We will guide you through the family law process, keep you informed of all legal developments, advise you of possible outcomes, and then move forward according to what you, our client, decide to do.
- Prenuptial and Postnuptial Agreements
- Division of Marital Assets and Debt
- Child Custody
- Child Support
- Temporary Restraining Orders
- Protective Orders
- Contempt Cases
- Transfer to Another County
- Child Protective Services Suits
10 Quick FAQs About Family Law:
1. How do I file for divorce?
First thing you have to do is figure out if you want to do it alone, or hire a lawyer. If you want to go it alone, there are forms online and at the courthouse that you can fill out and file on your own. You can do this if you do not have a complicated divorce and little to no assets. The fee to file is between $200 and $400 with service.
2. Is Texas a state that has alimony?
No, Texas does not have alimony. It does offer spousal maintenance if the circumstances allow for it. Spousal maintenance cannot be more than $5000 or 20% of the monthly gross income of the paying spouse.
3. Can I get sole or full custody of my kids?
It is possible. Texas is pretty fair in allowing for both parents to argue for and receive full custody. It is not exclusive to just the mother as many assume. A court will listen to testimony and review any evidence presented in making its final decision. The facts and circumstances will be considered fully for each child and for each parent.
4. How much does it cost to get a divorce?
This is a very broad ranging question as there are just too many factors to consider and that may pop up once suit is filed. Each case is different and each case will have it’s own costs. The broad range can go from $500 for the most simple to over $50,000 for some complicated and over $100,000 for very complicated ‘celebrity type’ or asset rich divorces.
5. How long does it take to get a divorce?
That also varies depending on the complexity of the case. It can range from 60 days from filing to when the divorce is final; all the way into years while fighting over numerous issues.
6. What is an annulment?
An annulment is a process to end the marriage when the marriage was entered into under duress or some other voidable circumstance.

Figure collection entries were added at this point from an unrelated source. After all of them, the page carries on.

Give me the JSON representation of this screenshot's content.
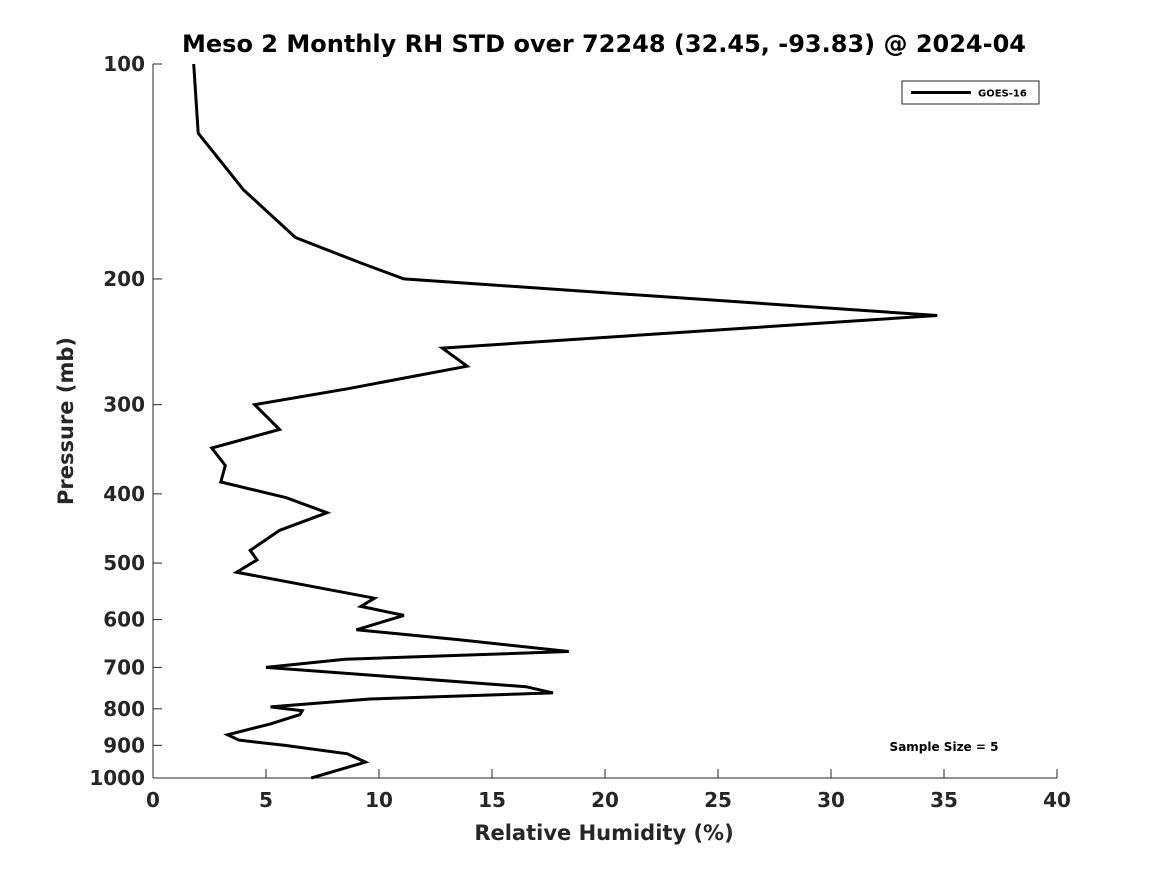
{
  "chart_data": {
    "type": "line",
    "title": "Meso 2 Monthly RH STD over 72248 (32.45, -93.83) @ 2024-04",
    "xlabel": "Relative Humidity (%)",
    "ylabel": "Pressure (mb)",
    "xlim": [
      0,
      40
    ],
    "ylim": [
      100,
      1000
    ],
    "y_scale": "log",
    "y_direction": "reversed",
    "x_ticks": [
      0,
      5,
      10,
      15,
      20,
      25,
      30,
      35,
      40
    ],
    "y_ticks": [
      100,
      200,
      300,
      400,
      500,
      600,
      700,
      800,
      900,
      1000
    ],
    "grid": false,
    "legend_position": "top-right",
    "annotation": "Sample Size = 5",
    "series": [
      {
        "name": "GOES-16",
        "color": "#000000",
        "x": [
          1.8,
          2.0,
          4.0,
          6.3,
          9.2,
          11.1,
          34.7,
          12.8,
          13.9,
          8.6,
          4.5,
          5.6,
          2.6,
          3.2,
          3.0,
          5.9,
          7.7,
          5.6,
          4.3,
          4.6,
          3.7,
          9.8,
          9.2,
          11.1,
          9.0,
          13.5,
          18.4,
          8.5,
          5.0,
          16.5,
          17.7,
          9.6,
          5.2,
          6.6,
          6.5,
          5.2,
          3.3,
          3.8,
          5.8,
          8.6,
          9.4,
          8.2,
          7.0
        ],
        "y": [
          100,
          125,
          150,
          175,
          190,
          200,
          225,
          250,
          265,
          285,
          300,
          325,
          345,
          365,
          385,
          405,
          425,
          450,
          480,
          495,
          515,
          560,
          575,
          592,
          620,
          640,
          665,
          682,
          700,
          745,
          760,
          775,
          795,
          805,
          815,
          840,
          870,
          885,
          900,
          925,
          950,
          975,
          1000
        ]
      }
    ]
  }
}
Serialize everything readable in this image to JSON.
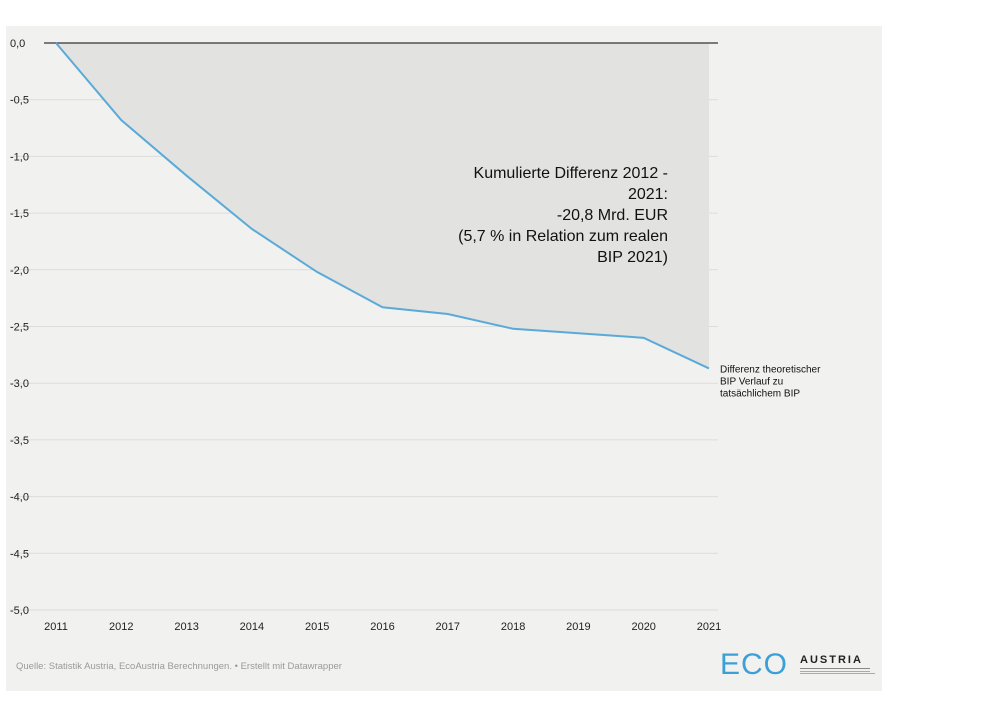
{
  "chart_data": {
    "type": "area",
    "x": [
      2011,
      2012,
      2013,
      2014,
      2015,
      2016,
      2017,
      2018,
      2019,
      2020,
      2021
    ],
    "y": [
      0.0,
      -0.68,
      -1.17,
      -1.64,
      -2.02,
      -2.33,
      -2.39,
      -2.52,
      -2.56,
      -2.6,
      -2.87
    ],
    "xlim": [
      2011,
      2021
    ],
    "ylim": [
      -5.0,
      0.0
    ],
    "yticks": [
      "0,0",
      "-0,5",
      "-1,0",
      "-1,5",
      "-2,0",
      "-2,5",
      "-3,0",
      "-3,5",
      "-4,0",
      "-4,5",
      "-5,0"
    ],
    "xticks": [
      "2011",
      "2012",
      "2013",
      "2014",
      "2015",
      "2016",
      "2017",
      "2018",
      "2019",
      "2020",
      "2021"
    ],
    "grid": true,
    "series": [
      {
        "name": "Differenz theoretischer BIP Verlauf zu tatsächlichem BIP",
        "color": "#5aaad8"
      }
    ],
    "series_label_lines": [
      "Differenz theoretischer",
      "BIP Verlauf zu",
      "tatsächlichem BIP"
    ],
    "annotation_lines": [
      "Kumulierte Differenz 2012 -",
      "2021:",
      "-20,8 Mrd. EUR",
      "(5,7 % in Relation zum realen",
      "BIP 2021)"
    ],
    "area_fill": "#e2e2e1"
  },
  "footer": {
    "source": "Quelle: Statistik Austria, EcoAustria Berechnungen. • Erstellt mit Datawrapper"
  },
  "logo": {
    "eco": "ECO",
    "austria": "AUSTRIA",
    "brand_color": "#3b9fd8"
  }
}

It needs to be done quickly after the marriage in most conditions. This varies in time given the reasons for the annulment. Some conditions of one of the spouses can lead to a request for an annulment which may not be discovered for some time. This is a decision you need to reach with a qualified attorney.

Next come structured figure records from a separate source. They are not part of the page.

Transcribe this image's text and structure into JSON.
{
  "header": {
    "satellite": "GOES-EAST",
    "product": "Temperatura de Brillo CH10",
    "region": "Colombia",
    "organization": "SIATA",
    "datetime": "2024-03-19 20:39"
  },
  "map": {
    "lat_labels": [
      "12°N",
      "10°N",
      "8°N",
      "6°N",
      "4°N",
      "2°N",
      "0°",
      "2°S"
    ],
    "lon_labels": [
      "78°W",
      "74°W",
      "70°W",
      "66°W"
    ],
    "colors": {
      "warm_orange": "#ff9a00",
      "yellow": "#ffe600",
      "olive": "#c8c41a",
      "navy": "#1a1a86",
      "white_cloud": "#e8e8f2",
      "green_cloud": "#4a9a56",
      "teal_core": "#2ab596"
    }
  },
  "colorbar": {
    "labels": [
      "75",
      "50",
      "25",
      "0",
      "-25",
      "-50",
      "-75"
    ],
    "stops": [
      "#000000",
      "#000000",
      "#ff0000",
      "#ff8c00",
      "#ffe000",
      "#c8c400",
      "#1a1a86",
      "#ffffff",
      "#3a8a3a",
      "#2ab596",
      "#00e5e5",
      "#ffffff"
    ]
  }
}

7. How many times do I have to go to court?
Going back and forth to court is never pleasant for anyone, however it is necessary. The number of times that you may have to go to court are determined by your case and the requests being made in it. You could only have to go a couple of times or you could be in court more often depending on the issues needing to be decided.
8. What does it mean to issue service and citation to my spouse?
When a lawsuit is filed, it is always against another party. That party doesn’t know when you file something against him or her, so the law requires you to give them notice. You give them that notice by serving them with a citation that tells them what kind of suit you filed, and what court it’s in, as well as any upcoming court dates.
9. What if I am not ready for divorce but need a break from my spouse, can I do that?
No you can’t. In Texas, you can live apart if you like, or you can get a divorce, but it doesn’t recognize a legal- in- writing separation. What you can do is file a Suit Affecting the Parent Child Relationship which is not a divorce, but asks for other temporary orders to be put in place for the children’s well being and care.
10. Can I keep my spouse from seeing the kids if they don’t pay child support?
No. Child support does not buy time with a child. Child support is for the financial needs and care of the child only. It is not leverage to pawn the child based on what monies are or are not received. This is an all too common misunderstanding. Let each parent be a parent as much as they are willing to, and deal with the money issue in the courtroom.